Winding area and core area are independent, so choice of a core depends on typical geometry, stack height if applicable, etc. Normally something roughly cubic is chosen, and the ratio of these quantities will be consistent across different size parts. (Catalogs typically have Ae/le, Ae*Aw, etc. listed to aid in this decision.)
So, we can select a good starting core size and shape. Hold onto that, but don't order anything just yet.
2. Shunt design. If the secondary can be fully short circuited, then its flux will be nearly zero, and the balance has to flow across the shunt. Therefore its cross sectional area needs to be the same as the main core. (Which will make it quite desirable to use a relatively long or thin core shape, i.e. with a taller winding area to accommodate the width of the shunt, or in general, enough winding area to hold the shunt, primary and secondary.) If less flux is required, the shunt can be smaller.
For example, microwave ovens drive a magnetron which has a constant-voltage characteristic; excess secondary voltage is supplied, but because the secondary will never be fully shorted, the shunts can be economized upon. This is why the shunts aren't full width, and the design is usually (always?) able to use "wasteless" stampings (if you put two 'E' pieces tip to tip ("E3"), notice the two slots are exactly the size of the 'I' pieces -- this proportion can be stamped from sheet with no waste, hence it's the cheapest / most common style.) So, a constant-current-to-a-point characteristic is provided.

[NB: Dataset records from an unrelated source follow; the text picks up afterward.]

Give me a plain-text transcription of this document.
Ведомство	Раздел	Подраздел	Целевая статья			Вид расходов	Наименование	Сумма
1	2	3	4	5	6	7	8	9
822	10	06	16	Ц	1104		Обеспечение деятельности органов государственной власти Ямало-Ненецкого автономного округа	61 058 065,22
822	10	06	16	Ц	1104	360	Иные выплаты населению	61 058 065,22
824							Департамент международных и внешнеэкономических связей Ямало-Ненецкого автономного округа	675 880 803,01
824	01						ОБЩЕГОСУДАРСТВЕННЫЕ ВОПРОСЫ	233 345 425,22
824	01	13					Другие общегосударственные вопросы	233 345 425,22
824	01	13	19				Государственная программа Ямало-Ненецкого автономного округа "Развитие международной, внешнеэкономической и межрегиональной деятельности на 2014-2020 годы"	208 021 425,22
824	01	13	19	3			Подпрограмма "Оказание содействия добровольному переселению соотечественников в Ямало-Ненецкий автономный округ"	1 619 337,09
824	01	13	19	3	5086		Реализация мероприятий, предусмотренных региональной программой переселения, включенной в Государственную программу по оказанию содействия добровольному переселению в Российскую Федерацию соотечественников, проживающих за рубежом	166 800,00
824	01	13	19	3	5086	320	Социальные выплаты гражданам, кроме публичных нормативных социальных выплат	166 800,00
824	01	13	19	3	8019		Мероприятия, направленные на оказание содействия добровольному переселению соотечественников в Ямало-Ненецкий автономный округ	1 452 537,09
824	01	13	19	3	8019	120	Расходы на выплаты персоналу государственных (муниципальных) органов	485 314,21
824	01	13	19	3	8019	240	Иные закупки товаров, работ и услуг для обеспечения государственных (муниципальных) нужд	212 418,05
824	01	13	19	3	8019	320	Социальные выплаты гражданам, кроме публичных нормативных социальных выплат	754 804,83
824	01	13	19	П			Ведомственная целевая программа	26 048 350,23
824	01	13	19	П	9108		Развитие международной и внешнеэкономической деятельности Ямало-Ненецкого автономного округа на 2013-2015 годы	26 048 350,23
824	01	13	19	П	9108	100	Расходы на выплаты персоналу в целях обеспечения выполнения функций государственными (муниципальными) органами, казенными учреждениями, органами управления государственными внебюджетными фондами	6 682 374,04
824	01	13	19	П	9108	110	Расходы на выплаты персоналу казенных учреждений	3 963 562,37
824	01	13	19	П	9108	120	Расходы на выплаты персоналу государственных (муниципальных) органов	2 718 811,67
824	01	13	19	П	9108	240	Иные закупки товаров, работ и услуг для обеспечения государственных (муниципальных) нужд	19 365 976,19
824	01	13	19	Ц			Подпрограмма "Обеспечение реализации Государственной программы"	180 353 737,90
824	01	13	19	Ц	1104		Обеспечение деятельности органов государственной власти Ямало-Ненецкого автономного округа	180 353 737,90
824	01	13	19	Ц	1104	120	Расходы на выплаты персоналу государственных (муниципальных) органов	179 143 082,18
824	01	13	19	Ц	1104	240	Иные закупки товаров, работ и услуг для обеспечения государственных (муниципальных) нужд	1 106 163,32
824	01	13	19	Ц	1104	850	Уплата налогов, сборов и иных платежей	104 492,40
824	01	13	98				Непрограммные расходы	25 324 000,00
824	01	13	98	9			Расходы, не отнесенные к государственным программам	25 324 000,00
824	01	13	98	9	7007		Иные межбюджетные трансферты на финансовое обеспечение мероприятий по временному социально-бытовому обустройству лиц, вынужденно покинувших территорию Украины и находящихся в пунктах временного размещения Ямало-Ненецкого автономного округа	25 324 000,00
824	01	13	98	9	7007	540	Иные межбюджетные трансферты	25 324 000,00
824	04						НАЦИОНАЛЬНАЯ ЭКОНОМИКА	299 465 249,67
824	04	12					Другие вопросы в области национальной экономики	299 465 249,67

The airgap around the shunts determines leakage inductance. If full width (i.e., no added shunts at all, just two separate banks of windings, primary and secondary), the leakage is simply the air gap between windings. Pretty low leakage inductance this way: low enough that the primary probably isn't going to be happy, at full input voltage and shorted output; though also not so low that it's any good at higher frequencies, say. (A typical power transformer of this construction, is only good to a few kHz bandwidth.)
Bandwidth isn't so important to mains transformers, but it's not irrelevant -- when using a cap-input rectifier for example, to obtain a DC output, the heavily distorted current waveform has to pass through the transformer. High leakage and low bandwidth, gives poor output regulation. (Hence why a wall-wart of this construction, might manage to be "impedance protected" (= it's so lossy and leaky, it can sit there cooking 24/7 with a shorted load!), and might deliver up to double its rated voltage, when unloaded -- nominal voltage is typically only under rated load!)

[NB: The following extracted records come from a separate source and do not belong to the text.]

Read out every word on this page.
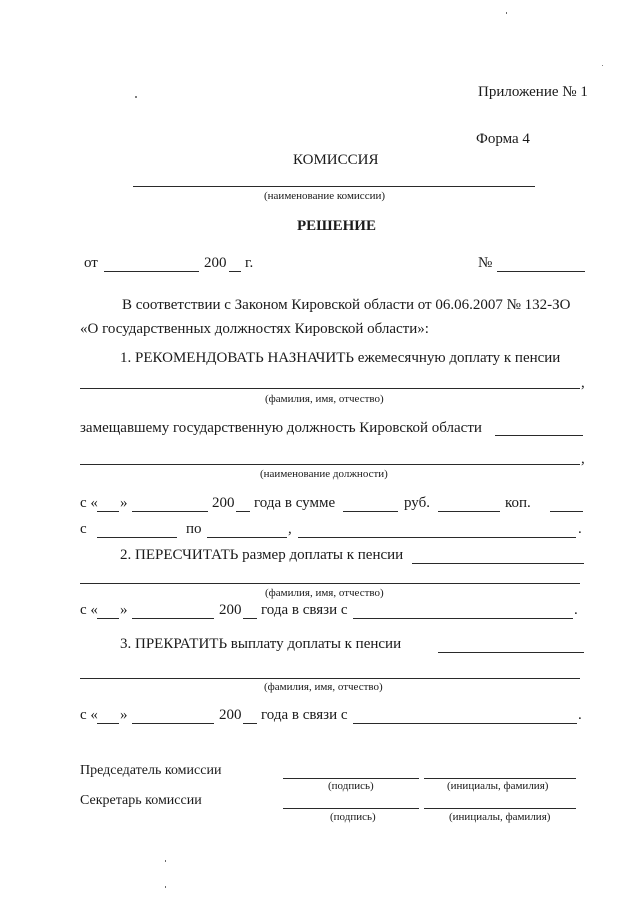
Приложение № 1
Форма 4
КОМИССИЯ
(наименование комиссии)
РЕШЕНИЕ
от	200 г.	№
В соответствии с Законом Кировской области от 06.06.2007 № 132-ЗО
«О государственных должностях Кировской области»:
1. РЕКОМЕНДОВАТЬ НАЗНАЧИТЬ ежемесячную доплату к пенсии
,
(фамилия, имя, отчество)
замещавшему государственную должность Кировской области
,
(наименование должности)
с « »	200 года в сумме	руб.	коп.
с	по	,	.
2. ПЕРЕСЧИТАТЬ размер доплаты к пенсии
(фамилия, имя, отчество)
с « »	200 года в связи с	.
3. ПРЕКРАТИТЬ выплату доплаты к пенсии
(фамилия, имя, отчество)
с « »	200 года в связи с	.
Председатель комиссии
(подпись)	(инициалы, фамилия)
Секретарь комиссии
(подпись)	(инициалы, фамилия)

For smaller air gaps, the leakage inductance is given by the dimensions of that air gap: A_L = mu_0 Ae / lg, for cross sectional area Ae and gap length lg. (Note that, for an E core, the two shunts act in parallel: use the total area, and count just one length.) A_L has units of H/t^2 or whatever; inductance referred to a winding is L = N^2 A_L. Using Np, this will give the primary-referred leakage, and so on.
3. Redesign secondary.
Note that the shunt diverts some flux from the secondary, even when lightly loaded. This reduces Vsec, so we need to increase Ns to compensate. And for the same Isec, more winding area is needed. So you often end up with a lopsided transformer design; microwave oven transformers are made this way, and sodium lamp and neon sign transformers are even more extreme examples.
So, we can draw an inductor divider between primary, shunt and secondary; and we should probably have an estimate of primary leakage (that is, around the primary itself, up to the shunt), and same for the secondary. The equivalent circuit gives a divider ratio, and we simply increase turns, dividing by that ratio.